Stefano D’Arrigo, scrittore e poeta, scelse Arcinazzo Romano per completare la sua opera: “Horcynus Orca”.

Scrittore, poeta e critico d’arte, ma non è sufficiente per definire la personalità di Stefano D’Arrigo, fra le più influenti del Novecento italiano.

Foto di D’Arrigo Stefano, tratta dal sito TreccaniEnciclopedia.it

Nato in provincia di Messina il 15 ottobre del 1919 da Giuseppe e Agata Miracolo, visse nel piccolo borgo affacciato sul Mar Mediterraneo di Al Marina (oggi Alì Terme). Ebbe un’infanzia non semplice, infatti il padre si separò dal resto della famiglia per trasferirsi negli Usa in cerca di fortuna.

La giovinezza

Dopo i primi studi, si spostò con la famiglia a Messina, dove s’iscrisse alla Facoltà di Lettere e Filosofia. Con l’avvento del Secondo conflitto bellico egli, come altri giovani, dovette unirsi all’esercito e così fu obbligato a iniziare il corso da allievo-ufficiali a Udine che fu interrotto, però, molto presto poiché fu nuovamente spostato in Sicilia. Nonostante i bombardamenti e lo sbarco degli alleati, riuscì a conseguire la laurea con una tesi su F. Hӧlderlin, poeta e filosofo tedesco che influenzò la sua successiva opera letteraria.  Nonostante il periodo così complesso e difficile, D’Arrigo, in seguito, dichiarò che fu tra quelli più formativi di tutta la sua vita, che gli insegnò come affrontare le avversità e portare avanti i propri piani.

Dopo la laurea, negli anni a seguire al 1946, visse tra Milano e Napoli, trasferendosi poi stabilmente a Roma. Nella capitale, ebbe modo di dedicarsi alle attività letteraria e alla sua grande passione, ossia l’arte, tanto che divenne uno dei più stimati critici d’arte contemporanea. Inoltre qui sposò Jutta Bruta, una ragazza che aveva conosciuto a Messina durante il periodo universitario. Jutta fu la sua compagna di vita e fu testimone della produzione di importanti opere letterarie, come lo Horcynus Orca.

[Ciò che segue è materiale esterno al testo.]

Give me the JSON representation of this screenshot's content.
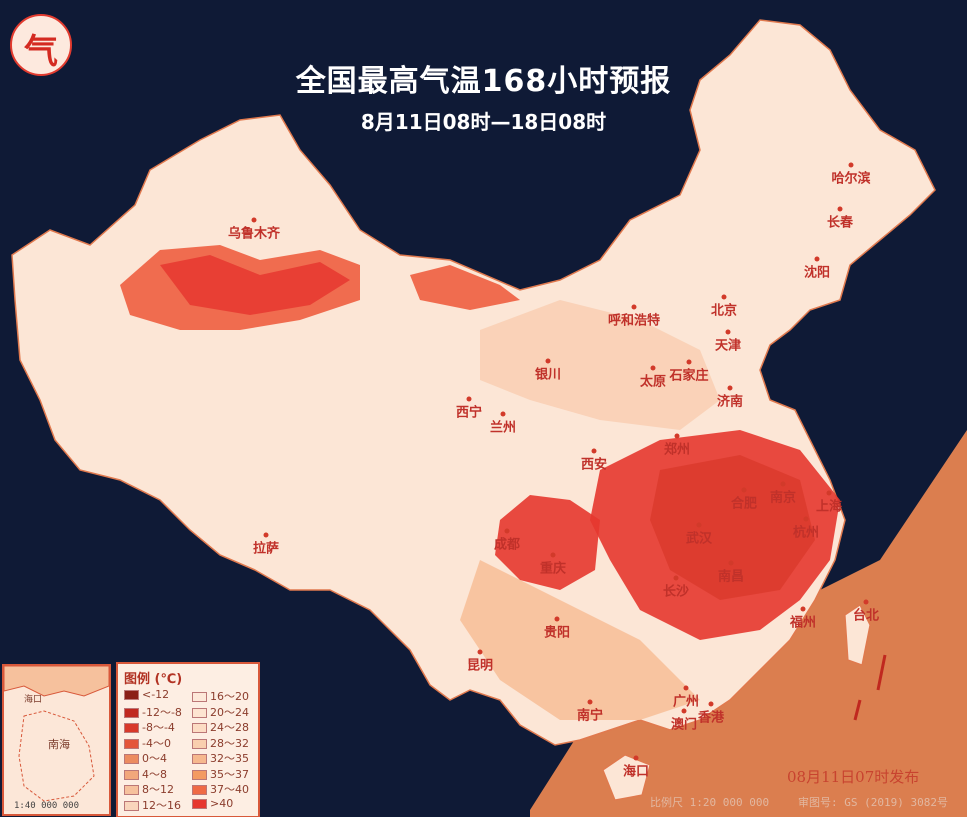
{
  "header": {
    "title": "全国最高气温168小时预报",
    "subtitle": "8月11日08时—18日08时"
  },
  "logo": {
    "glyph": "气",
    "name": "logo-icon"
  },
  "cities": [
    {
      "name": "乌鲁木齐"
    },
    {
      "name": "哈尔滨"
    },
    {
      "name": "长春"
    },
    {
      "name": "沈阳"
    },
    {
      "name": "呼和浩特"
    },
    {
      "name": "北京"
    },
    {
      "name": "天津"
    },
    {
      "name": "银川"
    },
    {
      "name": "太原"
    },
    {
      "name": "石家庄"
    },
    {
      "name": "济南"
    },
    {
      "name": "西宁"
    },
    {
      "name": "兰州"
    },
    {
      "name": "郑州"
    },
    {
      "name": "西安"
    },
    {
      "name": "合肥"
    },
    {
      "name": "南京"
    },
    {
      "name": "上海"
    },
    {
      "name": "杭州"
    },
    {
      "name": "成都"
    },
    {
      "name": "武汉"
    },
    {
      "name": "重庆"
    },
    {
      "name": "南昌"
    },
    {
      "name": "长沙"
    },
    {
      "name": "福州"
    },
    {
      "name": "拉萨"
    },
    {
      "name": "贵阳"
    },
    {
      "name": "台北"
    },
    {
      "name": "昆明"
    },
    {
      "name": "广州"
    },
    {
      "name": "澳门"
    },
    {
      "name": "香港"
    },
    {
      "name": "南宁"
    },
    {
      "name": "海口"
    }
  ],
  "legend": {
    "title": "图例 (℃)",
    "items": [
      {
        "label": "<-12",
        "color": "#8b1f17"
      },
      {
        "label": "-12～-8",
        "color": "#c0281f"
      },
      {
        "label": "-8～-4",
        "color": "#d8382a"
      },
      {
        "label": "-4～0",
        "color": "#e4553a"
      },
      {
        "label": "0～4",
        "color": "#ec8c60"
      },
      {
        "label": "4～8",
        "color": "#f2a77b"
      },
      {
        "label": "8～12",
        "color": "#f6c19d"
      },
      {
        "label": "12～16",
        "color": "#f9d5bc"
      },
      {
        "label": "16～20",
        "color": "#fde8d9"
      },
      {
        "label": "20～24",
        "color": "#fde4d1"
      },
      {
        "label": "24～28",
        "color": "#fcdcc4"
      },
      {
        "label": "28～32",
        "color": "#f9ceae"
      },
      {
        "label": "32～35",
        "color": "#f6b88e"
      },
      {
        "label": "35～37",
        "color": "#f39a62"
      },
      {
        "label": "37～40",
        "color": "#ef6a45"
      },
      {
        "label": ">40",
        "color": "#e6372f"
      }
    ]
  },
  "inset": {
    "labels": [
      "海口",
      "南海"
    ],
    "scale": "1:40 000 000"
  },
  "issued": "08月11日07时发布",
  "footer": {
    "scale": "比例尺 1:20 000 000",
    "review": "审图号: GS (2019) 3082号"
  }
}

Non dobbiamo dimenticarci che erano gli anni del Neorealismo, di opere intramontabili come quelle di Pasolini o Vittorio de Sica e così che anche Arrigo entrò in contatto con questi ambienti culturali, stringendo delle profonde amicizie con E. Vittorini, E. Flaiano e G. Mazzullo. Nella casa di quest’ultimo tra l’altro erano soliti ritrovarsi intellettuali come Giuseppe Ungaretti e Cesare Zavattini.

Ritratto di Pasolini. WIkipedia.

Con il passare del tempo, la sua primaria occupazione divenne la critica d’arte, tanto che firmò diversi articoli per l’Espresso. La passione artistica lo spinse ad avvicinarsi alle opere di R. Gattuso, tra gli artisti italiani più rinomati del Novecento.

Gli anni del Dopoguerra

Dagli anni 1946-1960 possiamo far coincidere la sua prima e vera produzione letteraria; infatti risale al 1957 la pubblicazione di Codice Siciliano, una raccolta di diciassette liriche che ebbe un notevole successo a livello di critica. La sua opera certamente più nota e rilevante è il già citato Horcynus Orca: un poema epico moderno o, come da alcuni è stato definito un “libro-mondo”. Horcynus Orca, dunque, che cerca di superare il neorealismo, andando oltre i concetti e i simboli chiavi di tale corrente. Si tratta di un lavoro monumentale che porterà via molti anni a D’Arrigo, infatti, come lui stesso ha dichiarato, ci lavorò dal 1956 al 1974. L’instancabile stesura e la profonda revisione che fece, lo portarono anche ad avere problemi fisici. Soffriva, infatti, di emicranie violentissime. Fu un lavoro mastodontico che però lo consacrò tra le menti più brillanti del secolo scorso.

Negli ultimi anni di revisione e stesura di quest’importante lavoro, D’Arrigo si ritirò negli Altipiani di Arcinazzo, nel quale ritrovò la pace e la giusta concentrazione per portare avanti la sua opera più importante che a questo punto constava di più 1200 pagine. La bellezza e la pace di questa campagna li dettero l’input per dare l’ultima, ma fondamentale, impronta alla sua opera.

Morì nel 1992 presso la sua casa romana.